The Indy 500 one-off was one thing, a full season could be quite another. (c) IndyCar
The Indy 500 one-off was one thing, a full season could be quite another. (c) IndyCar

According to RACER, Honda would need to invest a bit of money to help fund the new team and pay for a driver. And since Fernando wasn’t exactly complimentary towards Honda over the last three seasons, the Japanese marque is apparently reluctant to pay out a load more money for him. What was that about Fernando burning all his bridges…?

Add in Fernando’s WEC contract with Toyota and you’re looking at a very difficult situation for him to race for a McLaren-Honda IndyCar team, short of taking a monumental pay cut or ending his WEC programme. And given that the final round of the ‘superseason’ is next years Le Mans (halfway through the IndyCar season) and the fact Alonso could well win the championship, that seems unlikely.

On top of that, McLaren is apparently interested in Scott Dixon. Dixon is challenging for a fifth IndyCar championship this season and is widely considered to be one of the all-time great IndyCar drivers.
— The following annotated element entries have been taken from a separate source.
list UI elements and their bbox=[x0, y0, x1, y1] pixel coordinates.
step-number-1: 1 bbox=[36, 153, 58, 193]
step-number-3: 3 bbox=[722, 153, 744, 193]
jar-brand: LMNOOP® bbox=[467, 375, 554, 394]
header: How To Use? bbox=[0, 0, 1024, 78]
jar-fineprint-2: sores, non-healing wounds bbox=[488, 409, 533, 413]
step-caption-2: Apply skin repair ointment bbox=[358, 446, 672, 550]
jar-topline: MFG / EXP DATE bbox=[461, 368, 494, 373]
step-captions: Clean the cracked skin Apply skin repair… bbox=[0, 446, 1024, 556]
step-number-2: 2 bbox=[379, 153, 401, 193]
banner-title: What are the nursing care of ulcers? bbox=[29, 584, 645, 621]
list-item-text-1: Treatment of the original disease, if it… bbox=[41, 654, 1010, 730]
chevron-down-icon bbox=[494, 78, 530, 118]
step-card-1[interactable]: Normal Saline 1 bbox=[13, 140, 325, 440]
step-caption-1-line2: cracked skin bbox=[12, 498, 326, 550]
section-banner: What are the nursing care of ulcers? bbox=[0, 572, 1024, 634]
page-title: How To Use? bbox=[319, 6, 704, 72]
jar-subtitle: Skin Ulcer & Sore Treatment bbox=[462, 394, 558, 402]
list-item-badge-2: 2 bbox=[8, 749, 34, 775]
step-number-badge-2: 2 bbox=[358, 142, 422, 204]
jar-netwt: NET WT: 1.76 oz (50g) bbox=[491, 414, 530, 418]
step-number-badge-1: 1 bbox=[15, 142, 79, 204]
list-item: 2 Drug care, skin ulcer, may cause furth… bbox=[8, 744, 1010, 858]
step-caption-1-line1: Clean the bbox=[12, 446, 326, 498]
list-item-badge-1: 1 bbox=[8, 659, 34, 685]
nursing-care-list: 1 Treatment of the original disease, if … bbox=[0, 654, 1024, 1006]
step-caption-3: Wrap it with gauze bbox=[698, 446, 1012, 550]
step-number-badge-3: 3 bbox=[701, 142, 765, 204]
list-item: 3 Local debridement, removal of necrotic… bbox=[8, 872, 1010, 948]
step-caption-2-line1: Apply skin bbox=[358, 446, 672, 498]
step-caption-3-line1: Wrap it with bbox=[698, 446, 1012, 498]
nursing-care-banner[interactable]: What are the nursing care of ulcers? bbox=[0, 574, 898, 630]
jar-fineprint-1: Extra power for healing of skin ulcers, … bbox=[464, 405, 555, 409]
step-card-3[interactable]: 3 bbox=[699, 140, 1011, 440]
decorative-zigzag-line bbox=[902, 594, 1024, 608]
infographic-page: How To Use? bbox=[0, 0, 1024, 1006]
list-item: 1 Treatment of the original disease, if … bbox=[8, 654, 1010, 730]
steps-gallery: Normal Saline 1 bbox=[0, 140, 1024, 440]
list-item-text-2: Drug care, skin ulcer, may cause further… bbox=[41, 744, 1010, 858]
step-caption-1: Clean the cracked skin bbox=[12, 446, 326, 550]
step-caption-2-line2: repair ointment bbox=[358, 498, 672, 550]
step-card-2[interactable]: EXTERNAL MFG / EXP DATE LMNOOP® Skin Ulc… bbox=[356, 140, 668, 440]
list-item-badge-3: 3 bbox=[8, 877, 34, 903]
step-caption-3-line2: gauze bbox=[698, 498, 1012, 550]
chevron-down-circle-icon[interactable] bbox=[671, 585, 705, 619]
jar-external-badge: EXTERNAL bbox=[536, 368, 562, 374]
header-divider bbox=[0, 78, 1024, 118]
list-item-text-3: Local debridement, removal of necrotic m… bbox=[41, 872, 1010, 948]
Dixon is third on IndyCar's all-time win list. (c) IndyCar
Dixon is third on IndyCar's all-time win list. (c) IndyCar

In terms of driving his reputation isn’t dissimilar to Fernandos, but unlike the Spaniard, Dixon has a good working relationship with Honda, bundles of IndyCar experience and is likely to be a lot cheaper. What better driver would there be for a new team seeking to make an impact beyond the obvious ‘F1 champ to IndyCar’ headlines? It would mean Dixon leaving Chip Ganassi Racing - a team he’s been with since 2002 - but he’s a New Zealander, and Bruce McLaren was a New Zealander…

What does this mean for Alonso’s future? Well, if the IndyCar deal doesn’t come off then he could stick around in F1 for another year whilst he seeks alternative options. But doing that would likely mean he’ll have to miss a race somewhere as the 2019 Australian GP is set to clash with the Sebring round of the WEC, and missing that would certainly cost him the chance of the WEC title.

Nothing is ever simple with Fernando, is it?